Sob emoção indescritível li que o Brasil incluiu no Sistema Único de Saúde o Transplante de Medula Óssea (TMO) do tipo Transplante de Células-Tronco Hematopoéticas Alogênico (TCTHA), que trata e até cura em 80% a anemia falciforme.
A decisão de grande impacto na saúde pública consta na Portaria 30 (“Diário Oficial da União” de 1º.7.2015), que define o uso em anemia falciforme do transplante de células-tronco hematopoéticas entre parentes a partir da medula óssea, de sangue periférico ou de sangue de cordão umbilical.
É uma vitória duramente conquistada: o TCTHA deixa o caráter experimental e vira tratamento disponível no SUS! A estimativa é que haja no Brasil entre 25 mil e 50 mil falcêmicos, que apresentam altas taxas de morbidade e mortalidade precoce.
A anemia falciforme é um exemplo clássico da seleção natural de Darwin/Wallace: pessoas com anemia falciforme não contraem malária, pois o Plasmodium não se desenvolve em células em forma de foice! Surgiu na África, em zonas endêmicas de malária, e chegou às Américas via tráfico de escravos.
A doença resulta de uma mutação na molécula de hemoglobina, que adquiriu a forma de meia-lua ou foice, por meio de uma alteração na estrutura da hemoglobina: substituição do aminoácido (unidade das proteínas) ácido glutâmico pela valina, que confere à hemoglobina S, quando desoxigenada, a capacidade de se agregar, formando fibras de hemoglobina S, que deformam a hemácia, dando-lhe aspecto de foice.
A anemia falciforme é uma descoberta da “velha genética”, ou genética clássica. Foi a primeira doença molecular humana a ser descoberta (pelo médico James Herrick, em 1910, em Chicago, no sangue de um estudante de medicina negro nascido nas Antilhas). No Brasil, distribui-se heterogeneamente, sendo mais frequente onde a proporção de antepassados negros da população é maior (Nordeste).
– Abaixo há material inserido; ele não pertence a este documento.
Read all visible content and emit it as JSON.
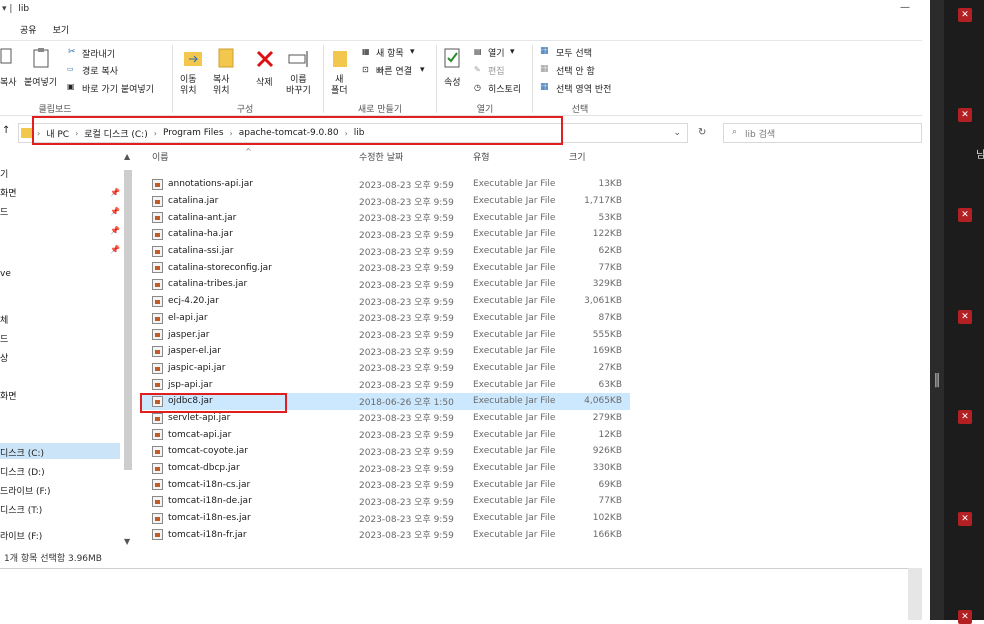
{
  "window": {
    "title": "lib",
    "title_icons": "▾ |"
  },
  "menu": {
    "tabs": [
      "공유",
      "보기"
    ]
  },
  "ribbon": {
    "clipboard": {
      "copy": "복사",
      "paste": "붙여넣기",
      "cut": "잘라내기",
      "copy_path": "경로 복사",
      "paste_shortcut": "바로 가기 붙여넣기",
      "group": "클립보드"
    },
    "organize": {
      "move_to": "이동\n위치",
      "copy_to": "복사\n위치",
      "delete": "삭제",
      "rename": "이름\n바꾸기",
      "group": "구성"
    },
    "new": {
      "new_folder": "새\n폴더",
      "new_item": "새 항목",
      "easy_access": "빠른 연결",
      "group": "새로 만들기"
    },
    "open": {
      "properties": "속성",
      "open": "열기",
      "edit": "편집",
      "history": "히스토리",
      "group": "열기"
    },
    "select": {
      "select_all": "모두 선택",
      "select_none": "선택 안 함",
      "invert": "선택 영역 반전",
      "group": "선택"
    }
  },
  "address": {
    "segments": [
      "내 PC",
      "로컬 디스크 (C:)",
      "Program Files",
      "apache-tomcat-9.0.80",
      "lib"
    ],
    "search_placeholder": "lib 검색"
  },
  "nav": {
    "items": [
      "기",
      "화면",
      "드",
      "ve",
      "체",
      "드",
      "상",
      "화면",
      "디스크 (C:)",
      "디스크 (D:)",
      "드라이브 (F:)",
      "디스크 (T:)",
      "라이브 (F:)"
    ]
  },
  "columns": {
    "name": "이름",
    "modified": "수정한 날짜",
    "type": "유형",
    "size": "크기"
  },
  "files": [
    {
      "name": "annotations-api.jar",
      "date": "2023-08-23 오후 9:59",
      "type": "Executable Jar File",
      "size": "13KB"
    },
    {
      "name": "catalina.jar",
      "date": "2023-08-23 오후 9:59",
      "type": "Executable Jar File",
      "size": "1,717KB"
    },
    {
      "name": "catalina-ant.jar",
      "date": "2023-08-23 오후 9:59",
      "type": "Executable Jar File",
      "size": "53KB"
    },
    {
      "name": "catalina-ha.jar",
      "date": "2023-08-23 오후 9:59",
      "type": "Executable Jar File",
      "size": "122KB"
    },
    {
      "name": "catalina-ssi.jar",
      "date": "2023-08-23 오후 9:59",
      "type": "Executable Jar File",
      "size": "62KB"
    },
    {
      "name": "catalina-storeconfig.jar",
      "date": "2023-08-23 오후 9:59",
      "type": "Executable Jar File",
      "size": "77KB"
    },
    {
      "name": "catalina-tribes.jar",
      "date": "2023-08-23 오후 9:59",
      "type": "Executable Jar File",
      "size": "329KB"
    },
    {
      "name": "ecj-4.20.jar",
      "date": "2023-08-23 오후 9:59",
      "type": "Executable Jar File",
      "size": "3,061KB"
    },
    {
      "name": "el-api.jar",
      "date": "2023-08-23 오후 9:59",
      "type": "Executable Jar File",
      "size": "87KB"
    },
    {
      "name": "jasper.jar",
      "date": "2023-08-23 오후 9:59",
      "type": "Executable Jar File",
      "size": "555KB"
    },
    {
      "name": "jasper-el.jar",
      "date": "2023-08-23 오후 9:59",
      "type": "Executable Jar File",
      "size": "169KB"
    },
    {
      "name": "jaspic-api.jar",
      "date": "2023-08-23 오후 9:59",
      "type": "Executable Jar File",
      "size": "27KB"
    },
    {
      "name": "jsp-api.jar",
      "date": "2023-08-23 오후 9:59",
      "type": "Executable Jar File",
      "size": "63KB"
    },
    {
      "name": "ojdbc8.jar",
      "date": "2018-06-26 오후 1:50",
      "type": "Executable Jar File",
      "size": "4,065KB",
      "selected": true
    },
    {
      "name": "servlet-api.jar",
      "date": "2023-08-23 오후 9:59",
      "type": "Executable Jar File",
      "size": "279KB"
    },
    {
      "name": "tomcat-api.jar",
      "date": "2023-08-23 오후 9:59",
      "type": "Executable Jar File",
      "size": "12KB"
    },
    {
      "name": "tomcat-coyote.jar",
      "date": "2023-08-23 오후 9:59",
      "type": "Executable Jar File",
      "size": "926KB"
    },
    {
      "name": "tomcat-dbcp.jar",
      "date": "2023-08-23 오후 9:59",
      "type": "Executable Jar File",
      "size": "330KB"
    },
    {
      "name": "tomcat-i18n-cs.jar",
      "date": "2023-08-23 오후 9:59",
      "type": "Executable Jar File",
      "size": "69KB"
    },
    {
      "name": "tomcat-i18n-de.jar",
      "date": "2023-08-23 오후 9:59",
      "type": "Executable Jar File",
      "size": "77KB"
    },
    {
      "name": "tomcat-i18n-es.jar",
      "date": "2023-08-23 오후 9:59",
      "type": "Executable Jar File",
      "size": "102KB"
    },
    {
      "name": "tomcat-i18n-fr.jar",
      "date": "2023-08-23 오후 9:59",
      "type": "Executable Jar File",
      "size": "166KB"
    }
  ],
  "status": {
    "text": "1개 항목 선택함 3.96MB"
  },
  "side_panel": {
    "label": "님"
  },
  "colors": {
    "highlight": "#e02020",
    "selection": "#cce8ff",
    "nav_selection": "#cce4f7"
  }
}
Depois de mais de um século, brasileiros poderão acessar o único tratamento de cura!
O TCTHA está indicado, conforme os critérios da portaria, “para pacientes com doença falciforme em uso de hidroxiureia que apresentem, pelo menos, uma das seguintes condições: alteração neurológica devido a acidente vascular encefálico, alteração neurológica que persista por mais de 24 horas ou alteração de exame de imagem; doença cerebrovascular associada à doença falciforme; mais de duas crises vasoclusivas (inclusive síndrome torácica aguda) graves no último ano; mais de um episódio de priapismo (ereção involuntária e dolorosa); presença de mais de dois anticorpos em pacientes sob hipertransfusão; ou osteonecrose em mais de uma articulação”.
O transplante de medula óssea é procedimento de alta complexidade e exige estrutura hospitalar e equipe multidisciplinar de alta qualificação, bem como a expansão dos centros de transplantes, que em 2003 eram apenas quatro e hoje são 27, insuficientes para atender a nova demanda.
Há pedras no caminho, e o Ministério da Saúde está ciente e tomando as medidas cabíveis, conforme a Portaria 2.758, que prevê medidas como a triplicação dos leitos existentes, passando de 88 para 250, até 2016, “investindo R$ 240 mil para abertura de cada novo leito ou ampliação dos já existentes”.
Não temos de esperar pra ver. Precisamos lutar muito para que o sonho vire realidade como um dos pontos da Política Nacional de Saúde Integral da População Negra (2009), que está à deriva e só sairá do papel com muita luta ideológica e política pela sua concretização.